Reason #2: Reduces ad avails
Ad inventory in quality content is still at a premium online. Hulu is one of the few sites outside of TV Everywhere properties to provide quality inventory. Abandoning free-ad-supported entirely reduces the number of ads the company can sell, and the number of potential people that will see the ads.
Of course, Hulu will still get some ad revenue from its partnership with Yahoo. But let’s be honest. Yahoo’s track record in video is pretty dire, and with all the upheaval at the company, it isn’t likely to do very well with View. Chances are Hulu could do much better with the free viewing on its own.
Reason #3: Disables the freemium opportunity to upsell
Hulu is one of the sites people turn to first to find recent episodes of their favorite TV shows online. Having a strong free component expands the influence of the site to many times the number of paying subscribers. Every time a non-subscriber comes to the service, provides an opportunity to upsell them to a subscription tier of service. Without the free episodes, the only reason to come to the site is to subscribe or to get information on packages.

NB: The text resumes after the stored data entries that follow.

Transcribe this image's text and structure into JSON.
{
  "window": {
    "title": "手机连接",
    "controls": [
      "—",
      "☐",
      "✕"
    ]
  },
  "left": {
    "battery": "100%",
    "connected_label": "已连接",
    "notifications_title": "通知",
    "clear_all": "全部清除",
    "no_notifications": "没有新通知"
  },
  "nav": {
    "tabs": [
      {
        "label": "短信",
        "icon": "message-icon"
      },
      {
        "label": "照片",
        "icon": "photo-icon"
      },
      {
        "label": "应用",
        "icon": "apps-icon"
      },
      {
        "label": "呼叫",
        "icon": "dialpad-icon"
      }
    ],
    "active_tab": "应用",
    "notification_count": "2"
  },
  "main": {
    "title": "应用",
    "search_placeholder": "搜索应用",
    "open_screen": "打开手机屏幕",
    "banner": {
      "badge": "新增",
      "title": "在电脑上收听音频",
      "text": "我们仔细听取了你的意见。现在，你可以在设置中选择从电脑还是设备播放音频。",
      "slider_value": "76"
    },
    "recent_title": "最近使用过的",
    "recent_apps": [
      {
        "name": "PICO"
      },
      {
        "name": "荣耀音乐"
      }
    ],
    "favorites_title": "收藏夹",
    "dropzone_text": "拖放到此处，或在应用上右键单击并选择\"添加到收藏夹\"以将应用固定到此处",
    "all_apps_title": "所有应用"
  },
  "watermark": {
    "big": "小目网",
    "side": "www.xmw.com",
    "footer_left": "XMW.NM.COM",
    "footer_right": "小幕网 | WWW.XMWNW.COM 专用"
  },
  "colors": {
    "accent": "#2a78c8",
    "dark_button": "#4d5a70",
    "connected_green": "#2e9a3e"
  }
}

Reason #4: Helps competitors
The skinny bundle space is becoming increasingly crowded. Sling TV, Sony Playstation Vue, and fuboTV are already providing services online. DirecTV and Century Link will be joining them soon. And pay TV operators are offering their own slimmed down bundles. With a strong free component, Hulu would have had a clear differentiator from everyone else in the market. Now it will be just another in the crowd.
Reason #5: Misses a golden opportunity
With a strong free component, Hulu could have established itself as THE aggregation point for TV online. This is a powerful position to be in, and who knows where it could have led. After all, the web has a habit of anointing a single company as the big winner (Google for search, Amazon for shopping, iTunes for music, etc.)
Without free quality content, all sorts of opportunities open up for other companies in the space. For example, Apple is rumored to be looking to step into the unified search and guide arena. Would that be so valuable if a user could rely on Hulu for TV search?
Why it matters
The Hulu free TV option is being eliminated from the site
Without it, the company loses a key differentiator from other competitor services.
It will make it much harder to differentiate its new skinny bundle service when it is released next year.